Гастроли в США. Мы были вместе. В свободное от спектаклей время Бориса Николаевича постоянно приглашали в различные театральные школы и студии, мастерские. В центре Нью-Йорка, на Мэдисон-сквер находилась студия Ли Страссберга. В эту студию обращались актеры, приглашенные на роль в один из театров на Бродвее. Играть на Бродвее – значит быть актером первой величины. На Бродвее билет в театры стоит дорого, и, соответственно, артистам платят больше, чем в театрах других районов Нью-Йорка. Ли Страссберг считался знатоком системы Станиславского, и поэтому актеры обращались к нему, хотя это стоило в среднем десять тысяч долларов за подготовку одной роли. Расчет в том, что эта роль будет постоянно в репертуаре этого актера.
Мы познакомились со Страссбергом еще в Москве, когда он был приглашен на столетний юбилей Станиславского. Теперь Страссберг попросил Ливанова побеседовать, как он выразился, в его студии с людьми искусства Нью-Йорка.
Зал в виде амфитеатра. В центре стол и два стула. Над столом спущенный сверху микрофон. Актриса, игравшая на Бродвее (Страссберг готовил с ней роли) и говорившая по-русски, взялась переводить. Зал был переполнен артистами, писателями, режиссерами.
Ливанов предложил задавать ему вопросы. Отвечал на них метко, остроумно, вызывая бурю аплодисментов. Например, был вопрос:
– Такой художник, как вы, должен верить в бога. Что вы на это ответите?
– Говорить об этом не будем, – ответил Борис Николаевич, – вы, американцы, любите Христа из-за его мировой популярности.
За этим последовала просто овация.
А серьезный разговор был об искусстве, русском, советском, его влиянии на мировое искусство и, конечно же, о Станиславском.

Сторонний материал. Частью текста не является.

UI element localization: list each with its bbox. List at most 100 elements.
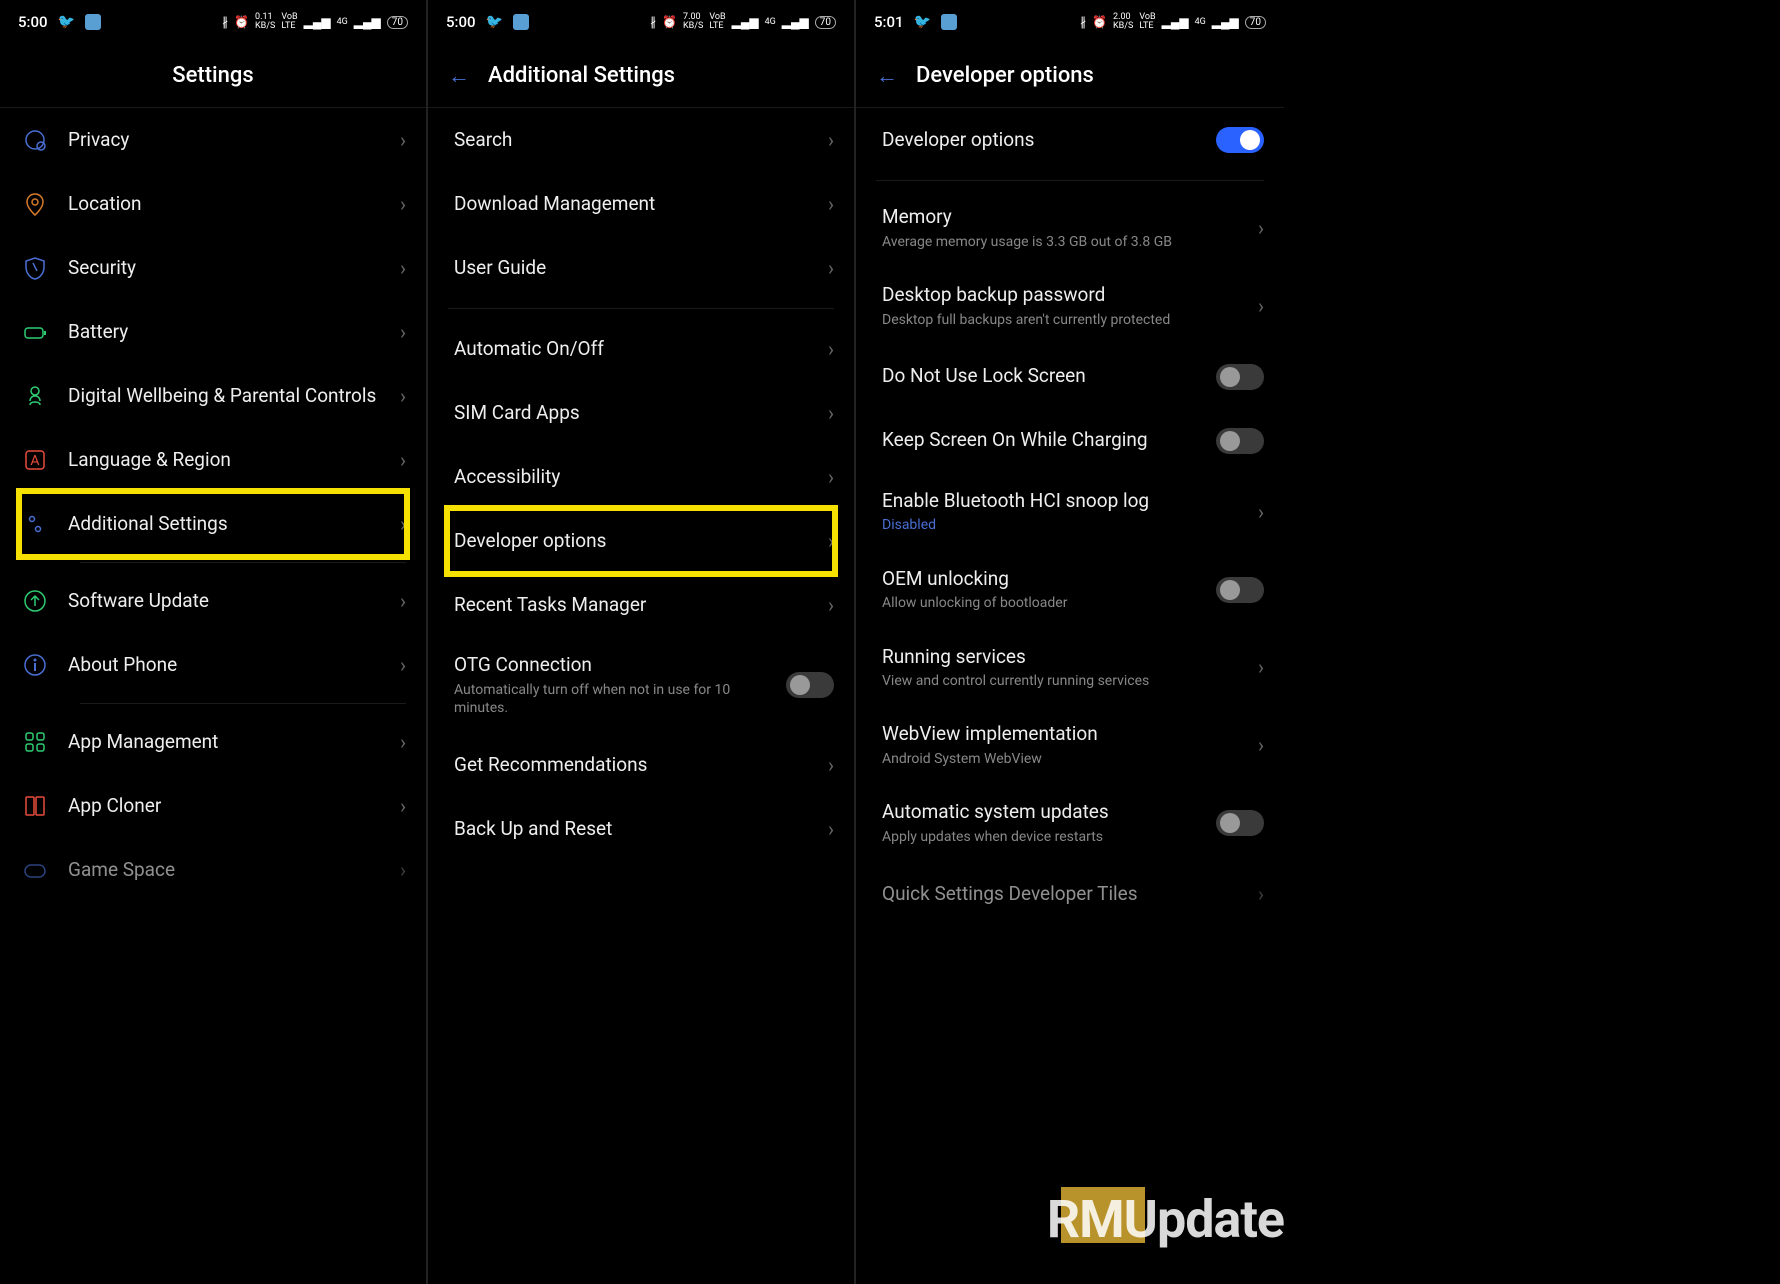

Ливанов, в свою очередь, задал им вопрос, чтобы проверить, насколько они знают Станиславского. Они стали цитировать Станиславского, ведь первое издание книги «Моя жизнь в искусстве» вышло в Америке: Станиславский дописал ее во время американских гастролей в 1924 году.
Для истинных людей искусства, особенно театра, там это – библия.
Уайтхед, тогда руководитель культурного Линкольн-центра, рассказал, что в их комплексе строится и драматический театр на девятьсот пятьдесят мест, по Станиславскому, и пригласил Ливанова посмотреть его.